Golub's first argument is that the Court has jurisdiction to vacate the arbitral award because she was denied a fundamentally fair arbitral hearing. See Dkt. 28 at 3. The gist of her argument is that Bofl refused to produce necessary documents and the arbitrator failed to compel production of those documents, thus denying her a fair opportunity to present her case. That may be true, but it doesn't raise a "substantial question of federal law." Id. Golub relies on two cases—Carpenters 46 v. Zcon Builders, 96 F.3d 410 (9th Cir. 1996) and Sunshine Mining Company v. United Steelworkers, 823 F.2d 1289 (9th Cir. 1987)—to argue that the Court has jurisdiction to vacate an award where a party is denied a fundamentally fair hearing. In both of those cases, though, there was an independent basis for jurisdiction apart from the petitioner's argument that he or she was denied a fair hearing. Indeed, because one party almost always leaves an arbitration dissatisfied with the result, if a "fair hearing" argument were sufficient to grant jurisdiction, federal courts would never lack jurisdiction to hear motions to vacate an arbitration award—the dissatisfied party could simply argue the hearing wasn't fair. That's not the law, so the Court rejects Golub's argument. There's no reason a state court can't determine whether the hearing was conducted fairly.
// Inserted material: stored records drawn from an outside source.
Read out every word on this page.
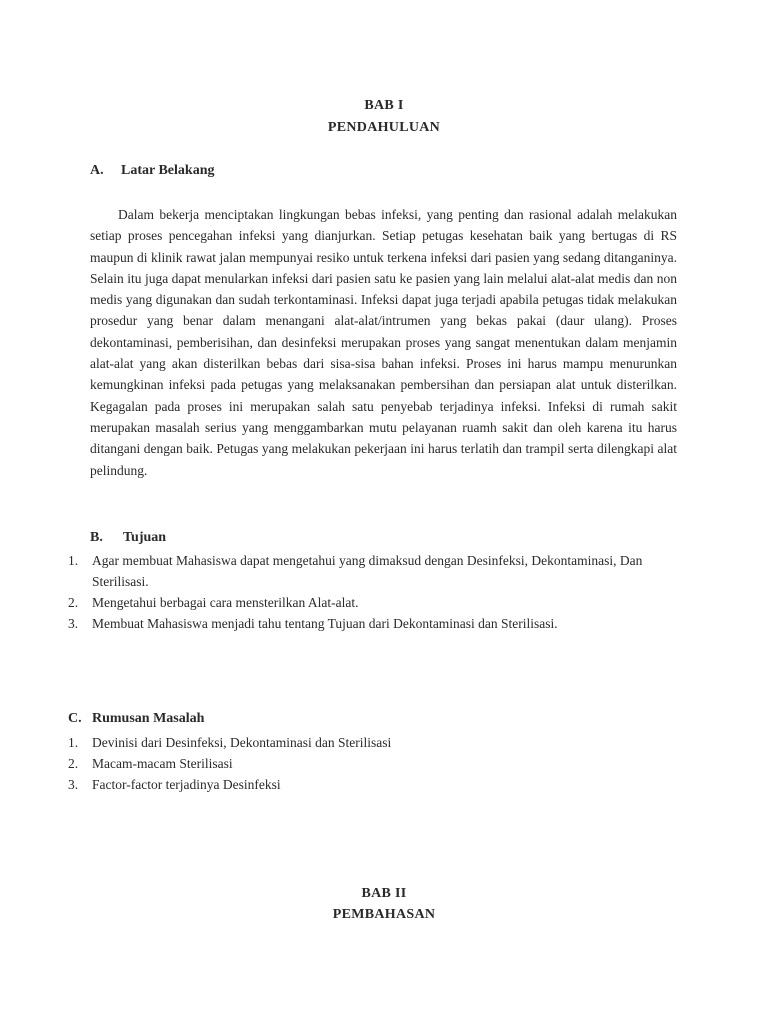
BAB I
PENDAHULUAN
A. Latar Belakang

Dalam bekerja menciptakan lingkungan bebas infeksi, yang penting dan rasional adalah melakukan setiap proses pencegahan infeksi yang dianjurkan. Setiap petugas kesehatan baik yang bertugas di RS maupun di klinik rawat jalan mempunyai resiko untuk terkena infeksi dari pasien yang sedang ditanganinya. Selain itu juga dapat menularkan infeksi dari pasien satu ke pasien yang lain melalui alat-alat medis dan non medis yang digunakan dan sudah terkontaminasi. Infeksi dapat juga terjadi apabila petugas tidak melakukan prosedur yang benar dalam menangani alat-alat/intrumen yang bekas pakai (daur ulang). Proses dekontaminasi, pemberisihan, dan desinfeksi merupakan proses yang sangat menentukan dalam menjamin alat-alat yang akan disterilkan bebas dari sisa-sisa bahan infeksi. Proses ini harus mampu menurunkan kemungkinan infeksi pada petugas yang melaksanakan pembersihan dan persiapan alat untuk disterilkan. Kegagalan pada proses ini merupakan salah satu penyebab terjadinya infeksi. Infeksi di rumah sakit merupakan masalah serius yang menggambarkan mutu pelayanan ruamh sakit dan oleh karena itu harus ditangani dengan baik. Petugas yang melakukan pekerjaan ini harus terlatih dan trampil serta dilengkapi alat pelindung.

B. Tujuan
1. Agar membuat Mahasiswa dapat mengetahui yang dimaksud dengan Desinfeksi, Dekontaminasi, Dan Sterilisasi.
2. Mengetahui berbagai cara mensterilkan Alat-alat.
3. Membuat Mahasiswa menjadi tahu tentang Tujuan dari Dekontaminasi dan Sterilisasi.
C. Rumusan Masalah
1. Devinisi dari Desinfeksi, Dekontaminasi dan Sterilisasi
2. Macam-macam Sterilisasi
3. Factor-factor terjadinya Desinfeksi
BAB II
PEMBAHASAN
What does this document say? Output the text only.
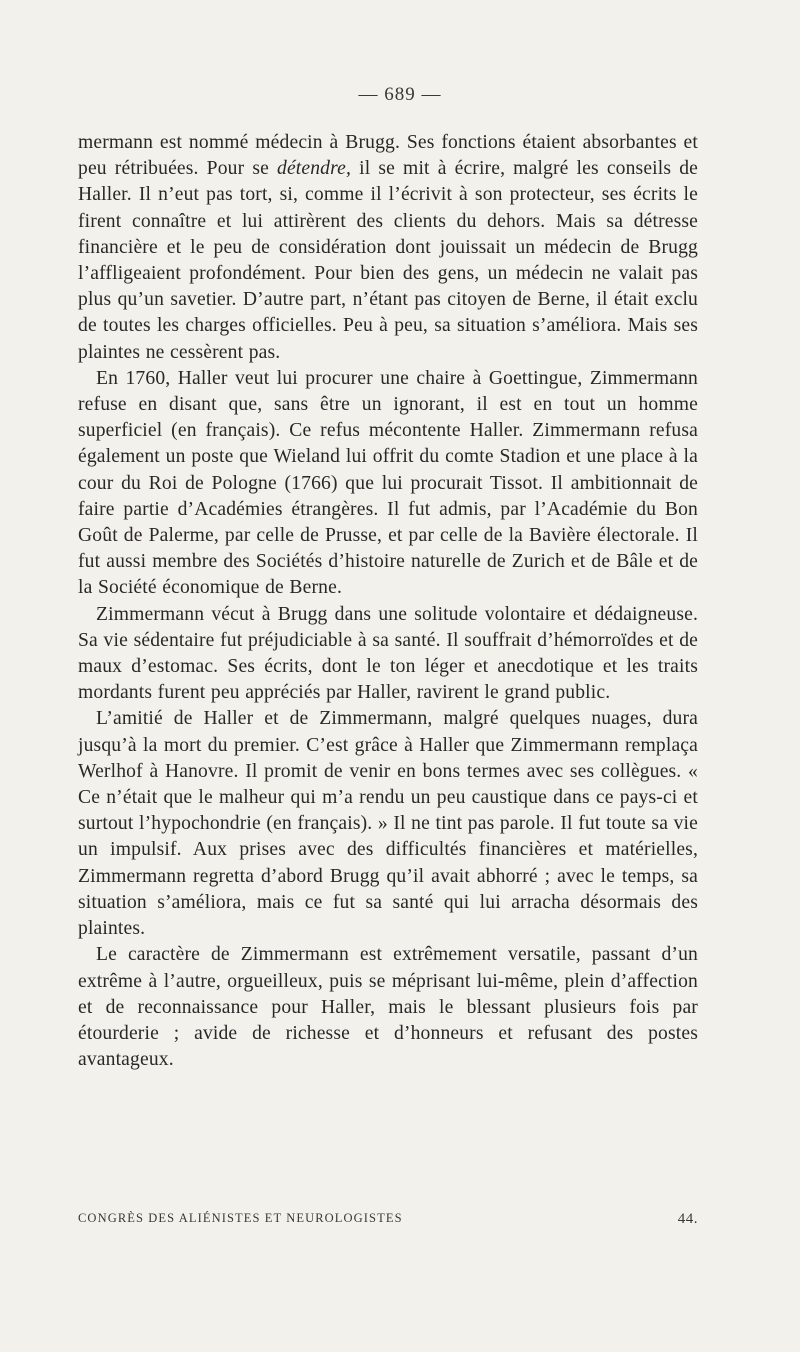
— 689 —

mermann est nommé médecin à Brugg. Ses fonctions étaient absorbantes et peu rétribuées. Pour se détendre, il se mit à écrire, malgré les conseils de Haller. Il n’eut pas tort, si, comme il l’écrivit à son protecteur, ses écrits le firent connaître et lui attirèrent des clients du dehors. Mais sa détresse financière et le peu de considération dont jouissait un médecin de Brugg l’affligeaient profondément. Pour bien des gens, un médecin ne valait pas plus qu’un savetier. D’autre part, n’étant pas citoyen de Berne, il était exclu de toutes les charges officielles. Peu à peu, sa situation s’améliora. Mais ses plaintes ne cessèrent pas.

En 1760, Haller veut lui procurer une chaire à Goettingue, Zimmermann refuse en disant que, sans être un ignorant, il est en tout un homme superficiel (en français). Ce refus mécontente Haller. Zimmermann refusa également un poste que Wieland lui offrit du comte Stadion et une place à la cour du Roi de Pologne (1766) que lui procurait Tissot. Il ambitionnait de faire partie d’Académies étrangères. Il fut admis, par l’Académie du Bon Goût de Palerme, par celle de Prusse, et par celle de la Bavière électorale. Il fut aussi membre des Sociétés d’histoire naturelle de Zurich et de Bâle et de la Société économique de Berne.

Zimmermann vécut à Brugg dans une solitude volontaire et dédaigneuse. Sa vie sédentaire fut préjudiciable à sa santé. Il souffrait d’hémorroïdes et de maux d’estomac. Ses écrits, dont le ton léger et anecdotique et les traits mordants furent peu appréciés par Haller, ravirent le grand public.

L’amitié de Haller et de Zimmermann, malgré quelques nuages, dura jusqu’à la mort du premier. C’est grâce à Haller que Zimmermann remplaça Werlhof à Hanovre. Il promit de venir en bons termes avec ses collègues. « Ce n’était que le malheur qui m’a rendu un peu caustique dans ce pays-ci et surtout l’hypochondrie (en français). » Il ne tint pas parole. Il fut toute sa vie un impulsif. Aux prises avec des difficultés financières et matérielles, Zimmermann regretta d’abord Brugg qu’il avait abhorré ; avec le temps, sa situation s’améliora, mais ce fut sa santé qui lui arracha désormais des plaintes.

Le caractère de Zimmermann est extrêmement versatile, passant d’un extrême à l’autre, orgueilleux, puis se méprisant lui-même, plein d’affection et de reconnaissance pour Haller, mais le blessant plusieurs fois par étourderie ; avide de richesse et d’honneurs et refusant des postes avantageux.

CONGRÈS DES ALIÉNISTES ET NEUROLOGISTES	44.
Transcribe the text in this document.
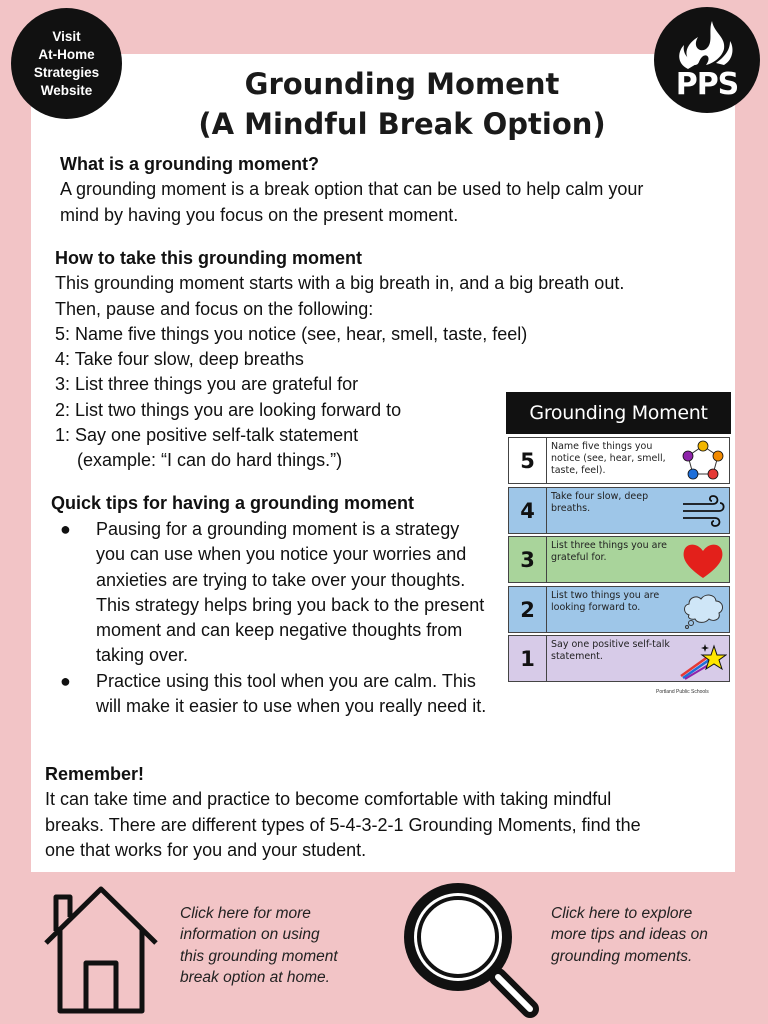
Visit
At-Home
Strategies
Website	PPS
Grounding Moment
(A Mindful Break Option)
What is a grounding moment?
A grounding moment is a break option that can be used to help calm your
mind by having you focus on the present moment.
How to take this grounding moment
This grounding moment starts with a big breath in, and a big breath out.
Then, pause and focus on the following:
5: Name five things you notice (see, hear, smell, taste, feel)
4: Take four slow, deep breaths
3: List three things you are grateful for
2: List two things you are looking forward to
1: Say one positive self-talk statement
(example: “I can do hard things.”)
Quick tips for having a grounding moment
●	Pausing for a grounding moment is a strategy you can use when you notice your worries and anxieties are trying to take over your thoughts. This strategy helps bring you back to the present moment and can keep negative thoughts from taking over.
●	Practice using this tool when you are calm. This will make it easier to use when you really need it.
Remember!
It can take time and practice to become comfortable with taking mindful
breaks. There are different types of 5-4-3-2-1 Grounding Moments, find the
one that works for you and your student.
Grounding Moment
5
Name five things you notice (see, hear, smell, taste, feel).
4
Take four slow, deep breaths.
3
List three things you are grateful for.
2
List two things you are looking forward to.
1
Say one positive self-talk statement.
Portland Public Schools
Click here for more
information on using
this grounding moment
break option at home.
Click here to explore
more tips and ideas on
grounding moments.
Golub's second argument is that the award was rendered in "manifest disregard of federal law" because the arbitrator failed to rule on Golub's motion to compel Bofl's production of documents. See Dkt. 28 at 4. It is true that manifest disregard of federal law in an arbitration can give rise to federal question jurisdiction, but that's not the case here. Golub says the parties agreed the arbitration would be conducted in accordance with the Federal Rules of Civil Procedure, and that the arbitrator's failure to compel Bofl's production of documents violated the Federal Rules. The Court is aware of no case (and Golub has not provided one) stating that failure to follow federal procedure in an arbitration can give rise to federal question jurisdiction. The leading cases on the subject involve manifest disregard of federal substantive law, such as ERISA or the Americans with Disabilities Act. And even in those cases where the arbitrator manifestly disregarded federal substantive law, courts are reluctant to find jurisdiction. See Carter, 374 F.3d at 839 (finding no federal question jurisdiction where petitioners argued the arbitrator manifestly disregarded ERISA); Luong, 368 F.3d at 1112 (finding no federal question jurisdiction where petitioners argued the arbitrator manifestly disregarded the ADA). The Ninth Circuit is clear that the question of federal law giving rise to jurisdiction must be "substantial." See Carter, 374 F.3d at 836. The Court declines to find that a violation of arbitral procedure, even where that procedure is ostensibly tethered to the Federal Rules of Civil Procedure, constitutes a "substantial question of federal law." Id.

For these reasons, this Court lacks jurisdiction to enforce or vacate the arbitral award. This case is DISMISSED WITHOUT PREJUDICE. The parties may re-file their petitions in a court where jurisdiction is proper. The clerk is directed to close the case.